What is most striking about these shorts, to me, is their audacity of design. They dwell in a kind of retro-futurism where contemporary architecture and automobiles exists alongside impossibly tall buildings, high mountain labs, and enclosed crosswalks which stretch from building to building somewhere around the 95th floor. The lines recall both art deco and early Soviet propaganda, while the lighting draws from noir; everything is rendered in gothic proportions. The Fleischer’s Metropolis and Fritz Lang’s Metropolis do not dwell far apart from each other. This is perhaps the most enduring influence of these shorts. Bruce Timm consulted them in designing the Gotham of Batman: The Animated Series; Brad Bird looked to them when building The Iron Giant; Hayao Miyazaki stole more than a few tricks from the Fleischers for Castle in the Sky and other films.

The Fleischer’s Metropolis Bruce Timm’s Gotham

In later Fleischer shorts (like The Bulleteers), the formula modulates slightly, moving into to a light serialization. Lois and Clarks relationship noticeably progresses at the end of each short, but the action is still the meat of these. Clark and Lois travel to a volcano where Superman saves everyone from an eruption. They travel to a carnival where he saves them from a giant gorilla. But by this point, a year into the Superman shorts, Max and Dave were no longer on speaking terms and Paramount was worried.

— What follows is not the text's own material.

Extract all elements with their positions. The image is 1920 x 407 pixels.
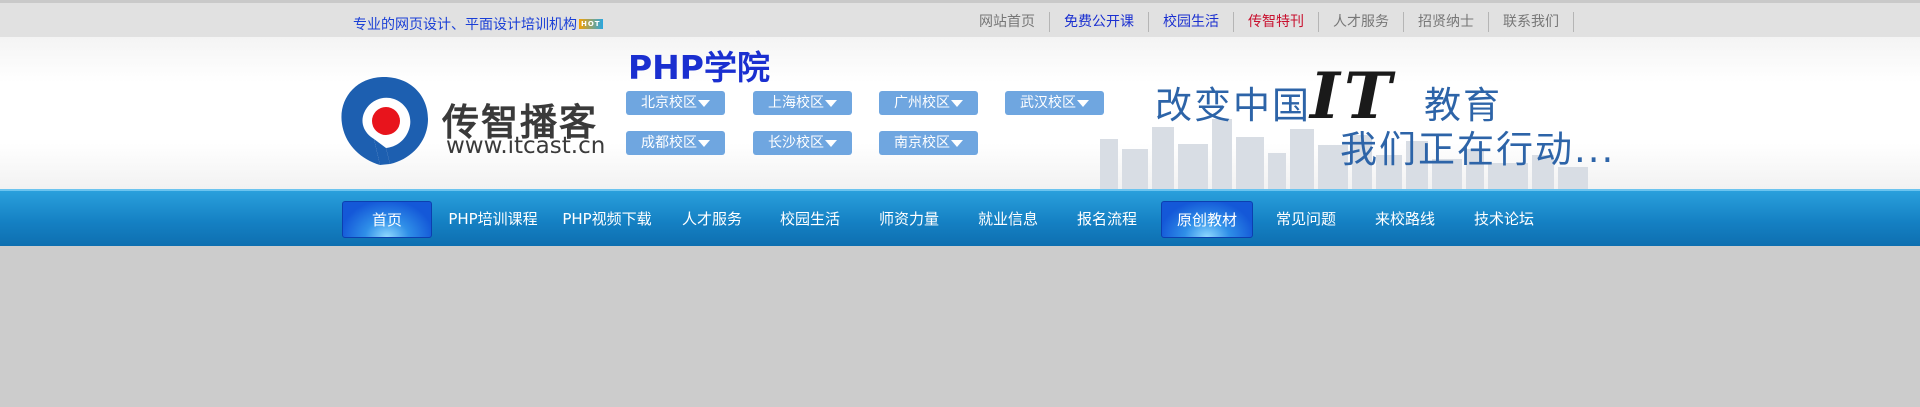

Dola Gang from Miyazaki’s Castle in the Sky Bulleteers from Superman

After Terror on the Midway, Paramount dissolved Fleischer Studios and reorganized its few remaining elements as Famous Studios. They continued to make Superman shorts, but these were markedly different than what came before. It was the end of 1942 and the U.S. was on the war path. The Japanese had bombed Pearl Harbor almost a year earlier and every movie studio in the country was playing their part in the escalating war effort. Paramount and Famous Studios were no exception. The rest of the Superman shorts serve as pretty standard fair propaganda. The animation quality drops noticeably with the absence of the Fleischers and the plots are clunky, often involving saboteurs and peddling nasty racial stereotypes of the Japanese. The Superman of Famous Studios is the ultimate warrior of U.S. interests abroad. Trapped in Japan with Lois, Clark sneaks out at night to wreak havoc on the Japanese war effort. He destroys bridges and air bases and battleships. Where Superman used to rescue his adversaries, here he destroys them when they aren’t looking. A night watchmen on a ship undoubtedly dies when Superman pulls the vessel underwater until it explodes. The same fate is met by countless soldiers crossing a bridge at night when Superman annihilates it.

Still, these do not impinge on the revolutionary, earlier shorts of the Fleischers, which still stand today as one of the great achievements of not only animation, but filmmaking itself. With their dynamic and singular animation style, the Fleischer Bros. Superman shorts remain one of, if not the definitive comic-book adaptation.